Each part of the sessions was guided by a panel including a doctor, a nurse and a patient.
A trainee doctor could present a difficult case after which there was reflection on whether a different approach would be possible, whether other options would have been taken. This is very valuable also for nurses. As a nurse you discover this way that the therapy given can be very diverse depending on a lot of individual factors, as well as factors that are pharmaceutically guided, experience of the local doctor.
The TCWP is engaged in developing studies in different subfields regarding complication after stem cell transplantation or CAR T. The meeting was also divided in this way.
The first session involved a patient journey through allogeneic transplant complications.
The path of a transplant of a patient in Denmark was presented. Afterwards there was a good discussion between physicians, nurses and patient advocates about the amount of information, the time to give the information. In the same session, a physician guided us through a journey of a patient with multiple complications. The session ended with a story told by a patient. He underlined the importance of family, friends, early re socialisation and the importance of having a good relation with you physician, post-transplant team. The nurse in this session talked about the importance of information given by the nursing staff to the patient and his family.
The following session guided us through different aspect of GvHD and the new approaches and therapies. Important to remember is that some GvHD signs are under reported like male genital GvHD but also changes in taste, changes in view.
Next session was focused on early complications like VOD, TMA and how to diagnose. The importance of the timing of the ultrasound, biomarkers, was highlighted and also the role of the nurse to foresee a good fluid balance and observation of the patient.

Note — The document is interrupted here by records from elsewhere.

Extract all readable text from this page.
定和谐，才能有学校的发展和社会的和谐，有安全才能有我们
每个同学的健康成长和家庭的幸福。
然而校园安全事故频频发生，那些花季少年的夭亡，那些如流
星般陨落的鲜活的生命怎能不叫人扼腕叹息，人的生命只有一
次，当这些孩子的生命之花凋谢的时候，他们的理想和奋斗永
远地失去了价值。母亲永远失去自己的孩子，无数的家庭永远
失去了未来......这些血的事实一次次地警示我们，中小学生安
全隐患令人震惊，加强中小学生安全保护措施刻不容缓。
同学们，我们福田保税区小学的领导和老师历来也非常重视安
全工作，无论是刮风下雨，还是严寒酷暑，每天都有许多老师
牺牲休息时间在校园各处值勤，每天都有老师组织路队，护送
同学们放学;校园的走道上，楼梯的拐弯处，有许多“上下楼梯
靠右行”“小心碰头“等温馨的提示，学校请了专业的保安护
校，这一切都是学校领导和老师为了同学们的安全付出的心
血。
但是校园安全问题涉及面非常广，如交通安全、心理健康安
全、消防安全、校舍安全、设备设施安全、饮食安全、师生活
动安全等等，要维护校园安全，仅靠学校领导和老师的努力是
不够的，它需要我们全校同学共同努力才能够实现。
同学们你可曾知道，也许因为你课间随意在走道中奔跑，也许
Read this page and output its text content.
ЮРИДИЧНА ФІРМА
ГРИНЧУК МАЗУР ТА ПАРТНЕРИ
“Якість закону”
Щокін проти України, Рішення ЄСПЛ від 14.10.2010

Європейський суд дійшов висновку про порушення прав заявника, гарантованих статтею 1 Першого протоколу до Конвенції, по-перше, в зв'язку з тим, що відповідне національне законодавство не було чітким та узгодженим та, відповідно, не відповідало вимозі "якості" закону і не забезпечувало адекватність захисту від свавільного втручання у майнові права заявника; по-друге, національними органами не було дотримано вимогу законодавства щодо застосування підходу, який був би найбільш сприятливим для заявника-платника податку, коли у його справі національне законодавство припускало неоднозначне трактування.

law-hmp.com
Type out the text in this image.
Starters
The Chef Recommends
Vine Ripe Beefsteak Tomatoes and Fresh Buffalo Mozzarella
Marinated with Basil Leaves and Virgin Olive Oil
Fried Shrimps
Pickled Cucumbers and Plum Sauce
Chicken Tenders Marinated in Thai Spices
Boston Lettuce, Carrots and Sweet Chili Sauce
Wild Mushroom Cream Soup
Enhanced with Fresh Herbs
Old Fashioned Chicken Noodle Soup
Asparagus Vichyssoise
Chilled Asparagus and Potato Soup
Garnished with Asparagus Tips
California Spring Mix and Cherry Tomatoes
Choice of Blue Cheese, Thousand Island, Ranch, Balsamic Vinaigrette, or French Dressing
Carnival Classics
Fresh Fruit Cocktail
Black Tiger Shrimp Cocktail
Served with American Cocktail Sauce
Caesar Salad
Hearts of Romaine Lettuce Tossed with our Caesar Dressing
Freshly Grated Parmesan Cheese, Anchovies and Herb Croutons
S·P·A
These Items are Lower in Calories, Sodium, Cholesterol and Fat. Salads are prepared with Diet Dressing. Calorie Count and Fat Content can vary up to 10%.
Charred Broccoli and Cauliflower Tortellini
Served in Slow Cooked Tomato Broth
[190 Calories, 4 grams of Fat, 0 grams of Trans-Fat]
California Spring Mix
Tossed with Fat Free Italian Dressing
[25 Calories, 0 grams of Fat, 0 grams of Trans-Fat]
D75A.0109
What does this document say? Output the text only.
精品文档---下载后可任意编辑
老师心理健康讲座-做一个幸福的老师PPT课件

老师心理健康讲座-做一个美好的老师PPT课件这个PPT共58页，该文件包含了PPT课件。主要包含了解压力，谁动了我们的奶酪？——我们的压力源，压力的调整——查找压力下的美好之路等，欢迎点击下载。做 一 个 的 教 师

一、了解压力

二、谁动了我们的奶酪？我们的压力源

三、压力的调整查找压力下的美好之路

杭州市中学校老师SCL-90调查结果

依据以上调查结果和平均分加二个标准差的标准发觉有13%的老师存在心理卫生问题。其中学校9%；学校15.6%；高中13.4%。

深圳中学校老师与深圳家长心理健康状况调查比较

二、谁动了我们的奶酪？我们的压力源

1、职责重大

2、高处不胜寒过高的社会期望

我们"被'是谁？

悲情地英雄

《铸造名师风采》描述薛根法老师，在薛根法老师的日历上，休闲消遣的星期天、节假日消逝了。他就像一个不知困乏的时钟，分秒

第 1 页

At the end of the day, a patient advocate gave a clear overview of complications she struggled with after an allotransplantation. She shared her thoughts and feelings that there is an underreporting of fatigue, anxiety, social rehabilitation and maintaining relationships next. This is something, nurses in the ward, are not knowing enough of it. There is a life after HSCT, but mostly not the same life as before. The question could be if patients want to know this up front or not. In one of the other sessions the patient advocates asked that you poll this in earlier patient contacts, so you can give advice on demand.
This is a meeting that is accessible for nurses. I hope that next year, more nurses can join this meeting. It is a good method to go into discussions with other caregivers, other centre and not at least with long term survivors.